Differential Efficacy of Guided Imagery Psychotherapy: Non-Inferiority Trial and Exploration of Differential Indication (DE-GIP)

March 24, 2025 updated by: Christian Sell, University of Kassel

Differential Efficacy of Guided Imagery Psychotherapy: Comparing Guided Imagery Psychotherapy and Unified Psychodynamic Protocol Therapy for Emotional Disorders in a Non-Inferiority RCT and with Regard to Differential Indication

The DE-GIP study compares the efficacy and differential efficacy of two manualized psychodynamic psychotherapies for emotional disorders. The study therefore has two independent aims:

A) The first aim is to test the hypothesized non-inferiority (NI margin: 5 points in PHQ-ADS, requiring N = 152 for a one-sided α = 0.025 and 1-ß = 0.80) of Guided Imagery Psychotherapy for Emotional Disorders (GIP-EMO) to the established Unified Psychodynamic Protocol for Emotional Disorders (UPP-EMO). The primary outcome is anxiety and depression severity (as measured by the PHQ-ADS) 12 months after the beginning of treatment.
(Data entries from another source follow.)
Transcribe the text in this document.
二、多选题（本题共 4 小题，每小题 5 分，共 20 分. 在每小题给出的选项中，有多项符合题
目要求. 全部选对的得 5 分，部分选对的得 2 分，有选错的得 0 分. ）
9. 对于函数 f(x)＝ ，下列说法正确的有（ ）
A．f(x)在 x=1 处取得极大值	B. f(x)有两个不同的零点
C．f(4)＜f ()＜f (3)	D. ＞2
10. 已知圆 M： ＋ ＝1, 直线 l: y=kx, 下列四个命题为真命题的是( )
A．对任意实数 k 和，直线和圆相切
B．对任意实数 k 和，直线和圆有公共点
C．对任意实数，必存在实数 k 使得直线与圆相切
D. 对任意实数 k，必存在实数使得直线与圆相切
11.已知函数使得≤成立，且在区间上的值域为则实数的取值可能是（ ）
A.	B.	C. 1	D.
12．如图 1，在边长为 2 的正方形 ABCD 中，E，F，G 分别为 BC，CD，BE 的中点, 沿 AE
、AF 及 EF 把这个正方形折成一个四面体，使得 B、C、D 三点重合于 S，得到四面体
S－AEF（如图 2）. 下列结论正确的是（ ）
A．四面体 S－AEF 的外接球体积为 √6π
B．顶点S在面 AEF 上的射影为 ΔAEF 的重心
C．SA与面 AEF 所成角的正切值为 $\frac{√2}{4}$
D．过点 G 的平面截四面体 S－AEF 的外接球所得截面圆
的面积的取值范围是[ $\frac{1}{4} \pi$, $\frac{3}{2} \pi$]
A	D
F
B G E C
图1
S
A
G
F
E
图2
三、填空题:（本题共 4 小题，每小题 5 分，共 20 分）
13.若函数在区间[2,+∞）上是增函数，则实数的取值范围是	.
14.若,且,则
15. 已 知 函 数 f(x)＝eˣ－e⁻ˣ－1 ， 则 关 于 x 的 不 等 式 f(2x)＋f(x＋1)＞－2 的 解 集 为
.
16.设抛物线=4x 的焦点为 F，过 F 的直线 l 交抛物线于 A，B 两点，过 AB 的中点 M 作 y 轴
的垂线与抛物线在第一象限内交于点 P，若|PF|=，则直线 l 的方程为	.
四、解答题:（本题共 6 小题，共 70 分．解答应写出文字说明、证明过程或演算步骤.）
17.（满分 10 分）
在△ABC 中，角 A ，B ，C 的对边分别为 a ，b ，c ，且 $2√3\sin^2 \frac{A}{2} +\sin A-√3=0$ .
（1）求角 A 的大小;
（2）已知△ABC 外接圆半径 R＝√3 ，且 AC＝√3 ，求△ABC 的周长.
B) The second aim is to assess whether GIP-EMO is more effective for patients meeting the GIP suitability criteria (as measured by the Suitability Questionnaire for Guided Imagery Psychotherapy) than for patients who do not meet these criteria. Furthermore, it will be tested whether GIP-EMO is more effective than UPP-EMO for patients who meet the GIP suitability criteria.

Study Overview

Detailed Description

Background: Guided Imagery Psychotherapy (GIP) is an established therapeutic method in several countries. In addition to applying the established principles of psychodynamic psychotherapy, the GIP practitioner also regularly conducts sessions in which the patient is asked to imagine their own version of a pre-determined motif (e.g., a mountain or a house) and immediately describe it to the therapist. The patient is meant to allow the image to spontaneously develop further, and to experience its sensual properties while remaining in dialogue with the therapist. The therapist aims to guide and deepen the imagery process by asking questions about the patient's bodily and emotional experiencing and sometimes also by suggesting certain courses of action within the patient's imagined scenery. The patient is instructed to draw his imagery in between sessions. During non-imagery sessions, therapist and patient jointly work to understand the patient's spontaneous imagery within a psychodynamic framework and relate it back to the patient's psychological difficulties. GIP is especially aimed at treating patients with depression, anxiety as well as psychosomatic conditions.

Design and aims: This is a two-arm randomized non-inferiority trial. In addition, the study is used to explore and test possible differential indications of GIP. Manualized GIP for emotional disorders (GIP-EMO) is tested against the manualized psychodynamic therapy according to the unified psychodynamic protocol for emotional disorders (UPP-EMO) as an active comparator. The aim is to test two independent hypotheses: 1) GIP-EMO is non-inferior (NI margin: 5 points in the PHQ-ADS (d = 0.46) requiring N = 152, α = 0.025, 1-ß = 0.80) to UPP-EMO with regard to anxiety and depression severity 12 months after the beginning of treatment. 2) There is a subgroup of patients for whom GIP-EMO is particularly effective. The investigatorshave developed a therapist-questionnaire (Suitability Questionnaire for Guided Imagery Psychotherapy) to assess potential GIP suitability criteria in the patients of the sample. The investigators expect that GIP-EMO is more effective for patients meeting the GIP suitability criteria than for patients who do not meet these criteria. Furthermore, it will be tested whether GIP-EMO is more effective than UPP-EMO for patients who meet the GIP suitability criteria.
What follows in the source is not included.